Some common methods of treating TM disorders are listed below:

  1. Elimination of spasms and pain. This can be done by applying moist heat to the face, using prescribed muscle relaxants or other medications, massaging the muscles, and eating soft, non-chewy foods. Bite plates or occlusal (bite) splints can also be made. This treatment helps to eliminate the harmful effects of clenching or grinding the teeth.
  2. Counseling or biofeedback/relaxation training. Many times, counseling is used along with other forms of treatment, if emotional stress is the factor that causes clenching or grinding of the teeth, that stress should be reduced or eliminated. Biofeedback, a relaxation technique that teaches people to control tension throughout various parts of the body with the aid of an electronic monitoring device, can also be helpful in reducing muscle tension in the jaws.
  3. Correcting the way the teeth fit together. If your bite is incorrect or uneven, it can be adjusted by selective grinding of the teeth. Orthodontic appliances (braces) and other dental procedures may also be used to reduce the problems caused by incorrect tooth contact (improperly aligned teeth).
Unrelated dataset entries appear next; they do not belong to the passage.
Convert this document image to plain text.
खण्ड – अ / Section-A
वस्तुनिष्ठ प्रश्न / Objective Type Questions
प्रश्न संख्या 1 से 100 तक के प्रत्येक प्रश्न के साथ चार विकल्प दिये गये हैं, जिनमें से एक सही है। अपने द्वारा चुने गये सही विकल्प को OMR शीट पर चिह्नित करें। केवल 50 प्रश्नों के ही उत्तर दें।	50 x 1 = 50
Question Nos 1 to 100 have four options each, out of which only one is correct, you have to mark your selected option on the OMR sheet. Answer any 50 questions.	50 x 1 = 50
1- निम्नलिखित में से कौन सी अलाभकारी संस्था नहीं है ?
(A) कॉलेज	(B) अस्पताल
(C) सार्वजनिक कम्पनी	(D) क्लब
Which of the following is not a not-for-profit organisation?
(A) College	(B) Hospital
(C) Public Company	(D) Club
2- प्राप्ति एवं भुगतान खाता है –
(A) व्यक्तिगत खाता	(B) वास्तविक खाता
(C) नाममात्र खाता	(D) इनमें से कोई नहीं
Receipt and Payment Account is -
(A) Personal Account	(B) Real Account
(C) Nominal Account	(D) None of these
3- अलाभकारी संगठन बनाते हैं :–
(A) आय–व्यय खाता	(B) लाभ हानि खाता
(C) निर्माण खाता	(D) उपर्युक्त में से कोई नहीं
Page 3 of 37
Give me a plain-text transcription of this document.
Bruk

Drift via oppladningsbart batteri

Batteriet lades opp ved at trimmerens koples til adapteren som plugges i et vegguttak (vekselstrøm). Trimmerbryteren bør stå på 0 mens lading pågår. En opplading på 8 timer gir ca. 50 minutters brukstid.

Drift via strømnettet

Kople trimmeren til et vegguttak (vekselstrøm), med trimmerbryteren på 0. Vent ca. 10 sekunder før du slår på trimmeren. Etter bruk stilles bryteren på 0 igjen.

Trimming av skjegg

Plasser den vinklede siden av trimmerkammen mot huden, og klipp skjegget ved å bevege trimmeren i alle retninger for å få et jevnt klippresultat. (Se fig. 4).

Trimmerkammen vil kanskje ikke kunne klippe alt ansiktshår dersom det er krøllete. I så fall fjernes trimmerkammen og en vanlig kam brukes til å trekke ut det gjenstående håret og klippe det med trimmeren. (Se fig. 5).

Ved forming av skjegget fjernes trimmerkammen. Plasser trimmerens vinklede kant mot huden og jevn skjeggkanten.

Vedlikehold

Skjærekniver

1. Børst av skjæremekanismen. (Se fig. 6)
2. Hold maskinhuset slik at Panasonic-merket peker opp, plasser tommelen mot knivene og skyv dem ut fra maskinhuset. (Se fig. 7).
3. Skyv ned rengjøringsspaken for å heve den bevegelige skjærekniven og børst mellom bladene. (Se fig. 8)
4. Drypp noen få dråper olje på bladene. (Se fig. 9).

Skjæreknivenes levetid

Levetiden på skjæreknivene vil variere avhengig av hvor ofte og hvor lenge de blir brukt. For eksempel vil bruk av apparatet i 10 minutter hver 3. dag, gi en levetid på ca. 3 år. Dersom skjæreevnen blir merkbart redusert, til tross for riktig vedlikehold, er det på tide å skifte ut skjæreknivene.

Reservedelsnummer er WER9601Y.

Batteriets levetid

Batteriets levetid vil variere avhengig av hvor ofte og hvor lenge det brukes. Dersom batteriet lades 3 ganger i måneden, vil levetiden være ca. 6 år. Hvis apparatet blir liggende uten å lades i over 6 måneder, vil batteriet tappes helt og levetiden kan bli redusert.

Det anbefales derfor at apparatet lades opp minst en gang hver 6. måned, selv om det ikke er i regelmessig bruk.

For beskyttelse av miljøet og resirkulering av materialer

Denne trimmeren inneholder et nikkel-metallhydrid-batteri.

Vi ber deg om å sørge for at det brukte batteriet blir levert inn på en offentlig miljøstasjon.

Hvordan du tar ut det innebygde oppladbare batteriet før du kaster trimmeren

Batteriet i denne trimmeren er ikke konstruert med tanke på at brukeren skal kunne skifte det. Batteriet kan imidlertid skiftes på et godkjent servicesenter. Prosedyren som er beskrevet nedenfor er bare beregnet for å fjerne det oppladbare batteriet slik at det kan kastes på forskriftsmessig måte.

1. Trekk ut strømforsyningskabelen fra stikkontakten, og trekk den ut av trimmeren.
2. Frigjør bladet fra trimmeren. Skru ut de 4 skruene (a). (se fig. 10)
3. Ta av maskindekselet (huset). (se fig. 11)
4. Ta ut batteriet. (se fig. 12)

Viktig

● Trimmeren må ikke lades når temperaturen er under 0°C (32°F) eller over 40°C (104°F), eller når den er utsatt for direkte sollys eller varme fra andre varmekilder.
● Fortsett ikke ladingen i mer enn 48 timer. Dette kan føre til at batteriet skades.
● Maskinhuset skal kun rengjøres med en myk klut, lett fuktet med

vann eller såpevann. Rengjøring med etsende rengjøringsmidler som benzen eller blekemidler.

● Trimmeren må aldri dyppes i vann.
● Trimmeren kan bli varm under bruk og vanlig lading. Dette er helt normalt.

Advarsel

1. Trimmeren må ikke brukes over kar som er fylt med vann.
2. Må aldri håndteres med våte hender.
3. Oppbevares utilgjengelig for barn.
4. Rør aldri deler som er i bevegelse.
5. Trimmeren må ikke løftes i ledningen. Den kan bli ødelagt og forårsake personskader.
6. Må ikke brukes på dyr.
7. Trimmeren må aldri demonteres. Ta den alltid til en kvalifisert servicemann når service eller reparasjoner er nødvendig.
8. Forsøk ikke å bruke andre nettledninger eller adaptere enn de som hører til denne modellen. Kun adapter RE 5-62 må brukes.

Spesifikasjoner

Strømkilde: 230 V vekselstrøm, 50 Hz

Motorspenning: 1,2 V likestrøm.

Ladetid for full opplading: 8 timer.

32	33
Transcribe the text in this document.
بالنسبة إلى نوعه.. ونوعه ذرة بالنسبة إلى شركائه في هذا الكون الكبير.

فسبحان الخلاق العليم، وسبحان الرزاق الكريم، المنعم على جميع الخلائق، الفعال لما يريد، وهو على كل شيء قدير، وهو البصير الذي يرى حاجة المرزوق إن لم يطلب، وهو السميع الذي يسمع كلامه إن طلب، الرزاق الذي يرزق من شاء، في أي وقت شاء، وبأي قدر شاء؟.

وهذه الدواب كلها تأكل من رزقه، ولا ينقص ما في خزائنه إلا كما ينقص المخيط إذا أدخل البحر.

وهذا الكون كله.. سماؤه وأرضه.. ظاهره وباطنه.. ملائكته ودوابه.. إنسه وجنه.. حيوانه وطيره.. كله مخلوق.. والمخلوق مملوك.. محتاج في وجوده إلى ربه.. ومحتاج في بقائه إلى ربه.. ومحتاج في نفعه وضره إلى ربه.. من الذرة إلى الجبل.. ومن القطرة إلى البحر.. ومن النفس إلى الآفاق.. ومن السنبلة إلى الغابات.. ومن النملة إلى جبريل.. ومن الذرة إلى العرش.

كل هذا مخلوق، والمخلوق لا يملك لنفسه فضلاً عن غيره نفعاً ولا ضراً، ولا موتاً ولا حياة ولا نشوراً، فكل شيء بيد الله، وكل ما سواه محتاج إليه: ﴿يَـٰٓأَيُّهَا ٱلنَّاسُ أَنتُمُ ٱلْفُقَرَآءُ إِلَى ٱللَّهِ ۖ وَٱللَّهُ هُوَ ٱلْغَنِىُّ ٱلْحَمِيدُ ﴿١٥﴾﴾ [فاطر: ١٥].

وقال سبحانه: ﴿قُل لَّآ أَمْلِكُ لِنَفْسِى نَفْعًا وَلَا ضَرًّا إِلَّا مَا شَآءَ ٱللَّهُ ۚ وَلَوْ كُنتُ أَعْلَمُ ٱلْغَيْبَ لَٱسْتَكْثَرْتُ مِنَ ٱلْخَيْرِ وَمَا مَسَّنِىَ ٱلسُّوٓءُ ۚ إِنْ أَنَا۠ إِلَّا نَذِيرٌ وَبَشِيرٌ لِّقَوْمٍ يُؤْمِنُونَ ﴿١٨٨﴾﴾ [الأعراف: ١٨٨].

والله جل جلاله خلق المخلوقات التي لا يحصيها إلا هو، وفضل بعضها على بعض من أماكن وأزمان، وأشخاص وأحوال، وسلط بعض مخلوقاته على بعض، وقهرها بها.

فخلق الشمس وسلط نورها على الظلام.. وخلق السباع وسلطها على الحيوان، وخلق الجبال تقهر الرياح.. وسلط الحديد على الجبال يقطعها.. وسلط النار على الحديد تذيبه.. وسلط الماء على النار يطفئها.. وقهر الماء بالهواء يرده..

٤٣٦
  4. Surgery. If muscle spasms have occurred for long periods, the TMJ itself may have become injured or arthritic. In addition, the bones and the soft tissues of the TMJ may slip out of normal position because of trauma, such as a blow to the head, or due to some other cause. Occasionally in severe cases such as these, surgery may be needed to correct the TMJ problem.

Your dentist and other health professionals who provide treatment for TM disorders care about your health and comfort. Follow the recommendations they give you and discuss with them any concerns you have. Remember, in many cases the pain, headaches, and other symptoms associated with TM disorders can be successfully and readily treated.